Over the last few years we have seen plagues and infection gain a regular place in popular fiction – arguably this is due to ‘infection hysteria’ in news stories about ‘swine and avian flu’, ‘SARS’ and earlier ‘HIV’ panics. This is certainly true with those stories that claim to be realistic (e.g. ‘Contagion’ 2011) but these are outnumbered by more fantastic and grotesque representations of infection. Foremost amongst these is the proliferation of zombies in movies, recently joined by the acclaimed zombie soap, ‘The Walking Dead’ (2010). There is more going on than simple reflections of ‘real life infection’. These stories remind us that monsters from fiction are not nearly as scary as what is happening in the real world.
The figure of the infected zombie follows a set of relatively consistent and recognisable ‘rules’ – they are mindless, repulsive ‘un-dead’ automatons, remorselessly driven to eat living human flesh, yet are never satisfied. They are damned to continuous and repeated consumption even though this never seems to quench their dreadful desires. They bear a resemblance to humans, but are in varying stages of (literal) disintegration: have lost all traces of their former personalities; and they are indifferent to pain that they cause. Anyone unfortunate enough to be bitten is ‘infected’ and ultimately doomed to zombiedom.
Tales about people horribly losing their identity and ‘falling apart’ will certainly strike a chord, and are an obvious metaphor, for anyone who has lost a loved one to dementia. The zombie craze speaks to both the horror of having a family member melt away into living unawareness and the dread that this fate might await us as we grow older.

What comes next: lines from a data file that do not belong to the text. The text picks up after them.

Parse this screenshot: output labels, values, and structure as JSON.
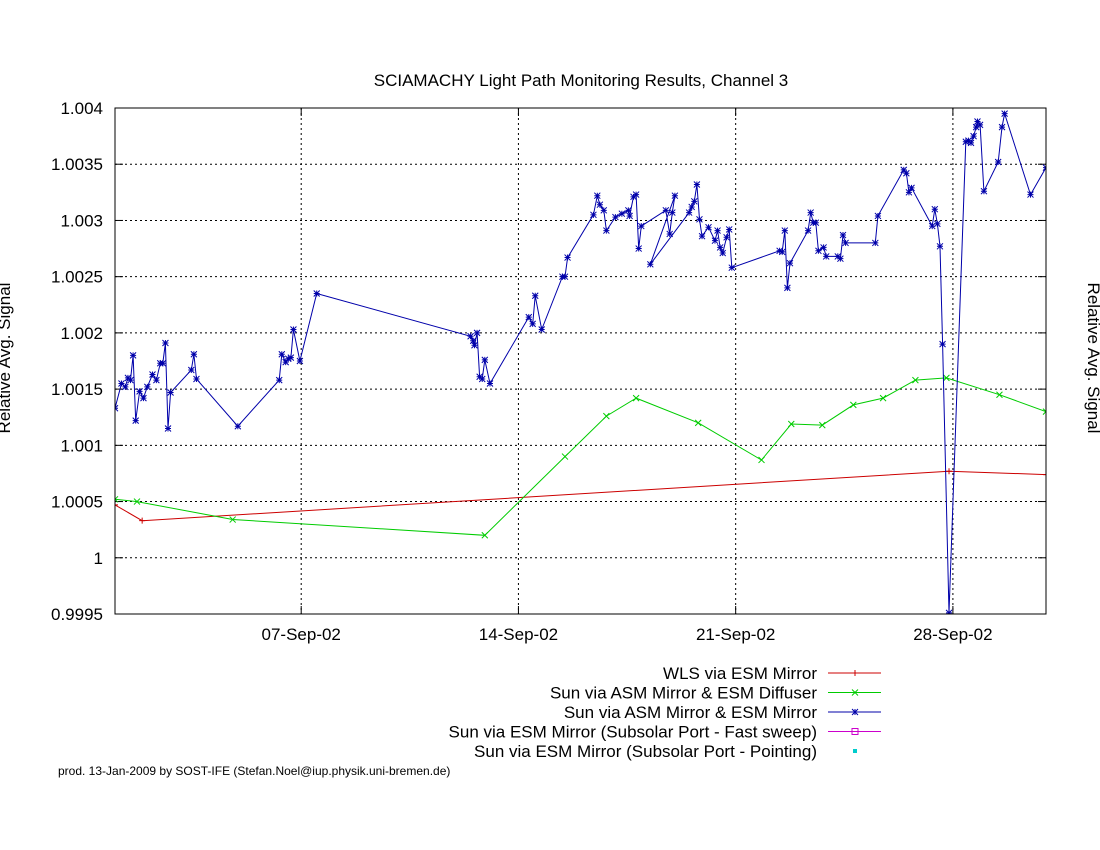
{
  "chart_data": {
    "type": "line",
    "title": "SCIAMACHY Light Path Monitoring Results, Channel 3",
    "ylabel": "Relative Avg. Signal",
    "ylabel_right": "Relative Avg. Signal",
    "xlim": [
      "2002-09-01",
      "2002-10-01"
    ],
    "ylim": [
      0.9995,
      1.004
    ],
    "yticks": [
      0.9995,
      1,
      1.0005,
      1.001,
      1.0015,
      1.002,
      1.0025,
      1.003,
      1.0035,
      1.004
    ],
    "ytick_labels": [
      "0.9995",
      "1",
      "1.0005",
      "1.001",
      "1.0015",
      "1.002",
      "1.0025",
      "1.003",
      "1.0035",
      "1.004"
    ],
    "xticks": [
      "2002-09-07",
      "2002-09-14",
      "2002-09-21",
      "2002-09-28"
    ],
    "xtick_labels": [
      "07-Sep-02",
      "14-Sep-02",
      "21-Sep-02",
      "28-Sep-02"
    ],
    "grid": true,
    "legend_position": "bottom",
    "series": [
      {
        "name": "WLS via ESM Mirror",
        "color": "#cc0000",
        "marker": "plus",
        "points": [
          [
            "2002-09-01T00:00",
            1.00047
          ],
          [
            "2002-09-01T21:00",
            1.00033
          ],
          [
            "2002-09-27T21:00",
            1.00077
          ],
          [
            "2002-10-01T00:00",
            1.00074
          ]
        ]
      },
      {
        "name": "Sun via ASM Mirror & ESM Diffuser",
        "color": "#00cc00",
        "marker": "x",
        "points": [
          [
            "2002-09-01T00:00",
            1.00052
          ],
          [
            "2002-09-01T17:00",
            1.0005
          ],
          [
            "2002-09-04T19:00",
            1.00034
          ],
          [
            "2002-09-12T22:00",
            1.0002
          ],
          [
            "2002-09-15T12:00",
            1.0009
          ],
          [
            "2002-09-16T20:00",
            1.00126
          ],
          [
            "2002-09-17T19:00",
            1.00142
          ],
          [
            "2002-09-19T19:00",
            1.0012
          ],
          [
            "2002-09-21T20:00",
            1.00087
          ],
          [
            "2002-09-22T19:00",
            1.00119
          ],
          [
            "2002-09-23T19:00",
            1.00118
          ],
          [
            "2002-09-24T19:00",
            1.00136
          ],
          [
            "2002-09-25T18:00",
            1.00142
          ],
          [
            "2002-09-26T19:00",
            1.00158
          ],
          [
            "2002-09-27T19:00",
            1.0016
          ],
          [
            "2002-09-29T12:00",
            1.00145
          ],
          [
            "2002-10-01T00:00",
            1.0013
          ]
        ]
      },
      {
        "name": "Sun via ASM Mirror & ESM Mirror",
        "color": "#0000aa",
        "marker": "star",
        "points": [
          [
            "2002-09-01T00:00",
            1.00133
          ],
          [
            "2002-09-01T05:00",
            1.00155
          ],
          [
            "2002-09-01T08:00",
            1.00152
          ],
          [
            "2002-09-01T10:00",
            1.0016
          ],
          [
            "2002-09-01T12:00",
            1.00158
          ],
          [
            "2002-09-01T14:00",
            1.0018
          ],
          [
            "2002-09-01T16:00",
            1.00122
          ],
          [
            "2002-09-01T19:00",
            1.00148
          ],
          [
            "2002-09-01T22:00",
            1.00142
          ],
          [
            "2002-09-02T01:00",
            1.00152
          ],
          [
            "2002-09-02T05:00",
            1.00163
          ],
          [
            "2002-09-02T08:00",
            1.00158
          ],
          [
            "2002-09-02T11:00",
            1.00173
          ],
          [
            "2002-09-02T13:00",
            1.00173
          ],
          [
            "2002-09-02T15:00",
            1.00191
          ],
          [
            "2002-09-02T17:00",
            1.00115
          ],
          [
            "2002-09-02T19:00",
            1.00147
          ],
          [
            "2002-09-03T11:00",
            1.00167
          ],
          [
            "2002-09-03T13:00",
            1.00181
          ],
          [
            "2002-09-03T15:00",
            1.00159
          ],
          [
            "2002-09-04T23:00",
            1.00117
          ],
          [
            "2002-09-06T07:00",
            1.00158
          ],
          [
            "2002-09-06T09:00",
            1.00181
          ],
          [
            "2002-09-06T12:00",
            1.00174
          ],
          [
            "2002-09-06T14:00",
            1.00177
          ],
          [
            "2002-09-06T16:00",
            1.00178
          ],
          [
            "2002-09-06T18:00",
            1.00203
          ],
          [
            "2002-09-06T23:00",
            1.00175
          ],
          [
            "2002-09-07T12:00",
            1.00235
          ],
          [
            "2002-09-12T11:00",
            1.00197
          ],
          [
            "2002-09-12T13:00",
            1.00193
          ],
          [
            "2002-09-12T14:00",
            1.00189
          ],
          [
            "2002-09-12T16:00",
            1.002
          ],
          [
            "2002-09-12T18:00",
            1.00161
          ],
          [
            "2002-09-12T20:00",
            1.00159
          ],
          [
            "2002-09-12T22:00",
            1.00176
          ],
          [
            "2002-09-13T02:00",
            1.00155
          ],
          [
            "2002-09-14T08:00",
            1.00214
          ],
          [
            "2002-09-14T11:00",
            1.00208
          ],
          [
            "2002-09-14T13:00",
            1.00233
          ],
          [
            "2002-09-14T18:00",
            1.00203
          ],
          [
            "2002-09-15T10:00",
            1.0025
          ],
          [
            "2002-09-15T12:00",
            1.0025
          ],
          [
            "2002-09-15T14:00",
            1.00267
          ],
          [
            "2002-09-16T10:00",
            1.00305
          ],
          [
            "2002-09-16T13:00",
            1.00322
          ],
          [
            "2002-09-16T15:00",
            1.00314
          ],
          [
            "2002-09-16T18:00",
            1.00309
          ],
          [
            "2002-09-16T20:00",
            1.00291
          ],
          [
            "2002-09-17T03:00",
            1.00303
          ],
          [
            "2002-09-17T08:00",
            1.00306
          ],
          [
            "2002-09-17T13:00",
            1.00309
          ],
          [
            "2002-09-17T14:00",
            1.00304
          ],
          [
            "2002-09-17T17:00",
            1.00321
          ],
          [
            "2002-09-17T19:00",
            1.00323
          ],
          [
            "2002-09-17T21:00",
            1.00275
          ],
          [
            "2002-09-17T23:00",
            1.00295
          ],
          [
            "2002-09-18T18:00",
            1.00309
          ],
          [
            "2002-09-18T21:00",
            1.00288
          ],
          [
            "2002-09-18T23:00",
            1.00307
          ],
          [
            "2002-09-19T01:00",
            1.00322
          ],
          [
            "2002-09-18T06:00",
            1.00261
          ],
          [
            "2002-09-19T12:00",
            1.00307
          ],
          [
            "2002-09-19T14:00",
            1.00312
          ],
          [
            "2002-09-19T16:00",
            1.00317
          ],
          [
            "2002-09-19T18:00",
            1.00332
          ],
          [
            "2002-09-19T20:00",
            1.00301
          ],
          [
            "2002-09-19T22:00",
            1.00286
          ],
          [
            "2002-09-20T03:00",
            1.00294
          ],
          [
            "2002-09-20T08:00",
            1.00282
          ],
          [
            "2002-09-20T10:00",
            1.00291
          ],
          [
            "2002-09-20T12:00",
            1.00276
          ],
          [
            "2002-09-20T14:00",
            1.00271
          ],
          [
            "2002-09-20T17:00",
            1.00285
          ],
          [
            "2002-09-20T19:00",
            1.00292
          ],
          [
            "2002-09-20T21:00",
            1.00258
          ],
          [
            "2002-09-22T10:00",
            1.00273
          ],
          [
            "2002-09-22T12:00",
            1.00272
          ],
          [
            "2002-09-22T14:00",
            1.00291
          ],
          [
            "2002-09-22T16:00",
            1.0024
          ],
          [
            "2002-09-22T18:00",
            1.00262
          ],
          [
            "2002-09-23T08:00",
            1.00291
          ],
          [
            "2002-09-23T10:00",
            1.00307
          ],
          [
            "2002-09-23T12:00",
            1.00298
          ],
          [
            "2002-09-23T14:00",
            1.00298
          ],
          [
            "2002-09-23T16:00",
            1.00273
          ],
          [
            "2002-09-23T20:00",
            1.00276
          ],
          [
            "2002-09-23T22:00",
            1.00268
          ],
          [
            "2002-09-24T07:00",
            1.00268
          ],
          [
            "2002-09-24T09:00",
            1.00266
          ],
          [
            "2002-09-24T11:00",
            1.00287
          ],
          [
            "2002-09-24T13:00",
            1.0028
          ],
          [
            "2002-09-25T12:00",
            1.0028
          ],
          [
            "2002-09-25T14:00",
            1.00304
          ],
          [
            "2002-09-26T10:00",
            1.00345
          ],
          [
            "2002-09-26T12:00",
            1.00342
          ],
          [
            "2002-09-26T14:00",
            1.00325
          ],
          [
            "2002-09-26T16:00",
            1.00329
          ],
          [
            "2002-09-27T08:00",
            1.00295
          ],
          [
            "2002-09-27T10:00",
            1.0031
          ],
          [
            "2002-09-27T12:00",
            1.00297
          ],
          [
            "2002-09-27T14:00",
            1.00277
          ],
          [
            "2002-09-27T16:00",
            1.0019
          ],
          [
            "2002-09-27T21:00",
            0.99951
          ],
          [
            "2002-09-28T10:00",
            1.0037
          ],
          [
            "2002-09-28T12:00",
            1.00371
          ],
          [
            "2002-09-28T14:00",
            1.00369
          ],
          [
            "2002-09-28T16:00",
            1.00375
          ],
          [
            "2002-09-28T18:00",
            1.00383
          ],
          [
            "2002-09-28T19:00",
            1.00388
          ],
          [
            "2002-09-28T21:00",
            1.00385
          ],
          [
            "2002-09-29T00:00",
            1.00326
          ],
          [
            "2002-09-29T11:00",
            1.00352
          ],
          [
            "2002-09-29T14:00",
            1.00383
          ],
          [
            "2002-09-29T16:00",
            1.00395
          ],
          [
            "2002-09-30T12:00",
            1.00323
          ],
          [
            "2002-10-01T00:00",
            1.00347
          ]
        ]
      },
      {
        "name": "Sun via ESM Mirror (Subsolar Port - Fast sweep)",
        "color": "#cc00cc",
        "marker": "box",
        "points": []
      },
      {
        "name": "Sun via ESM Mirror (Subsolar Port - Pointing)",
        "color": "#00cccc",
        "marker": "dot",
        "points": []
      }
    ]
  },
  "footer": {
    "credit": "prod. 13-Jan-2009 by SOST-IFE (Stefan.Noel@iup.physik.uni-bremen.de)"
  }
}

Of course, linking people living with a serious illness to monsters from a horror genre is highly damaging to those diagnosed with a condition that is already stigmatised. However, the scholarly, medical and supposedly serious literature on dementia and Alzheimer’s disease has long been littered with references, both explicit and implied, to the zombie trope. These references and representations should be challenged as corrosive, oppressive and fatuous. Fictional depictions of the zombie are often well-nigh innocent and sympathetic in contrast.
But stories of zombie infection, and horror more generally, also often contain an element of subversive political censure. The fascination with the current zombie genre is because they voice critiques of the largely unrestrained capitalist market economy and its present long drawn-out crisis.
Others have already commented that governments, markets and banks are like zombies – endlessly shuffling through the motions of repeated ‘solutions’ that fail to work while still justifying the all-consuming zombie competitive capitalist markets in need of relentless expansion, consumption and growth irrespective of any consequences or human cost. Additionally we (at least those of us in affluent countries) are all implicated as ‘infected’ zombies driven to an unthinking, inane consumption that can never be fully satisfied – ‘mindless consumption of the unnecessary by the un-needy’. And just like the zombie fictional stories, the most damning aspect is that there is ‘no way out’ – we face ‘a being that is only body, without empathy, without respect for life: very like the marketplace, in fact’. In this context, fictional monsters are indeed tame in comparison to the demons that are currently pursuing us.